Corvina gripped the strap of her bag with white knuckles, keeping her eyes on the lake as a team of people rushed to the diver in a boat, taking whatever he gave them, before going down again. The team hurried to the bank, carefully placing whatever was in their hand on the tarp they had laid out. Her friends hurried there to see what it was but Corvina stayed on the spot, suddenly feeling the warmth of his presence at her back as the chill invaded her bones.
“It seems like you were right, little crow,” he spoke quietly, his tone somber.
“They found the bodies?” she turned to look at him, her heart pounding.
“Bones.”
Corvina shivered, the urge to step closer to the warmth of his body severe.
“They’re still finding them,” he told her, his eyes on the lake. “The bodies were weighed down.”
Corvina remembered her dream, the hands gripping her ankles, dragging her down. “From the feet, weren’t they? Something tied to their feet?”
He slid a glance her way. “Yes.”
They stood in silence after that, witnessing the aftermath of the mayhem his grandfather had created. This couldn’t have been easy on Vad.
Corvina looked around to see no one was watching, then slowly ran a finger over his hand in solidarity. “Are you okay?”
He huffed a laugh. “I’m actually happy. Relieved.”
Corvina glanced up at him, her brows furrowing. “At the bodies being found?”
“Yes,” he ran a hand through his hair, over that white streak. “We’d probably never be able to identify all of them, but knowing they’re found, it’s a relief. Having so many deaths in one place,” his voice went quiet. “It might actually lift some of the curse off this castle.”
“You think it’ll finally stop the disappearances on the Black Ball?”
“We’ll know in a month, won’t we?”
Over the next few hours, as more and more students from the university came to the lake just to stand on the sidelines and watch the proceedings, Corvina stood with her friends in a daze and saw as the divers took equipment down and brought something out, over and over, until dusk began to fall and the diving had to be paused.

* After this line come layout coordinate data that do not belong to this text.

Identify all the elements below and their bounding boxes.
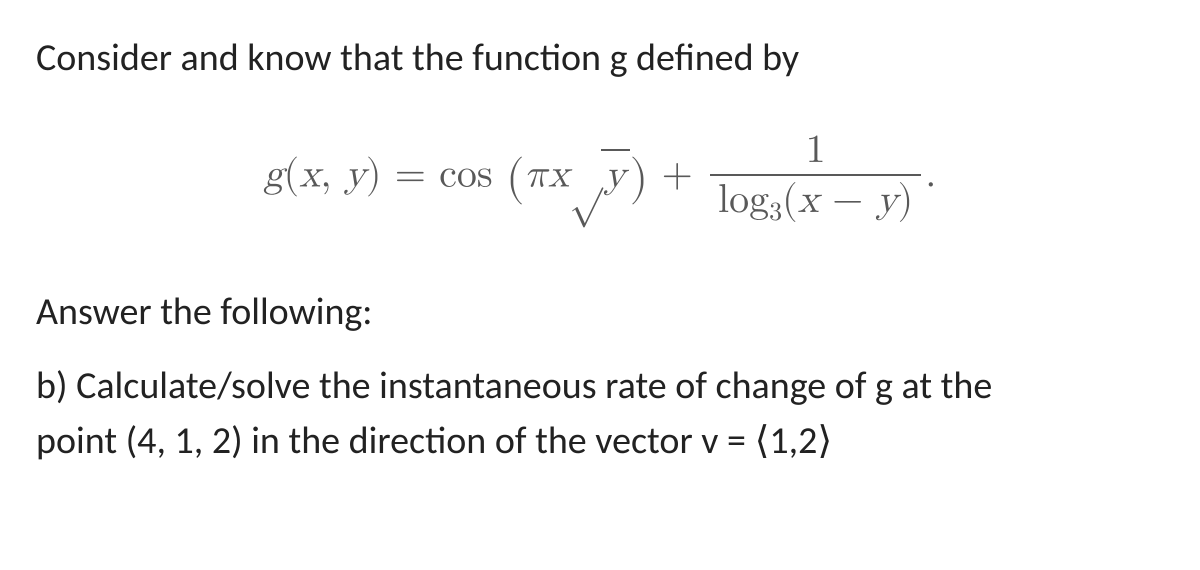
eq-minus: −: [819, 180, 877, 220]
eq-cos-close: ): [630, 155, 649, 203]
eq-lhs-x: x: [299, 155, 320, 195]
eq-lhs-y: y: [345, 155, 366, 195]
equation: g(x, y) = cos (πx√y) + 1log3(x − y).: [264, 128, 937, 228]
question-b: b) Calculate/solve the instantaneous rat…: [36, 359, 1164, 469]
eq-sqrt: √y: [569, 149, 629, 201]
question-vector: ⟨1,2⟩: [755, 418, 833, 464]
eq-log-base: 3: [769, 200, 782, 226]
question-line2-pre: point (4, 1, 2) in the direction of the …: [36, 418, 755, 464]
equation-container: g(x, y) = cos (πx√y) + 1log3(x − y).: [36, 128, 1164, 228]
question-line1: Calculate/solve the instantaneous rate o…: [76, 363, 992, 409]
intro-text: Consider and know that the function g de…: [36, 34, 1164, 83]
eq-frac-num: 1: [710, 128, 921, 174]
eq-lhs-comma: ,: [320, 155, 344, 195]
eq-lhs-open: (: [284, 155, 300, 195]
eq-period: .: [925, 155, 936, 195]
answer-prompt: Answer the following:: [36, 288, 1164, 337]
eq-log-label: log: [718, 180, 769, 220]
eq-cos-x: x: [548, 155, 569, 195]
eq-cos-label: cos: [439, 155, 506, 195]
eq-log-open: (: [782, 180, 798, 220]
eq-log-close: ): [898, 180, 914, 220]
eq-fraction: 1log3(x − y): [710, 128, 921, 228]
eq-log-y: y: [877, 180, 898, 220]
page-root: Consider and know that the function g de…: [0, 0, 1200, 570]
eq-lhs-close: ): [366, 155, 382, 195]
eq-sqrt-rad-box: y: [601, 149, 630, 199]
eq-frac-den: log3(x − y): [710, 174, 921, 228]
question-part-label: b): [36, 363, 76, 409]
eq-pi: π: [525, 155, 548, 195]
eq-log-x: x: [798, 180, 819, 220]
eq-equals: =: [381, 155, 439, 195]
eq-lhs-func: g: [264, 155, 284, 195]
eq-cos-open: (: [506, 155, 525, 203]
eq-sqrt-surd: √: [569, 157, 602, 197]
eq-plus: +: [648, 155, 706, 195]
eq-sqrt-radicand: y: [605, 155, 626, 195]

It took three days for the divers to bring everything they found on the lakebed upside. By the end of it, more investigators flooded the area, more students coming to see what was found, more forensic experts to neatly organize and record everything.
On the last evening, under a full moon, a neat row of the items collected lay on over four wide tarps. From personal belongings like shoes and hair clips and watches to skeletal remains.
Bones.
Fourteen skulls.
A total of eight hundred and sixty-eight fragmented bones, human and animal, rest of them probably buried under the lakebed.
The feminine voice didn’t come again.
And her one question remained unanswered.
How the hell had she known about them?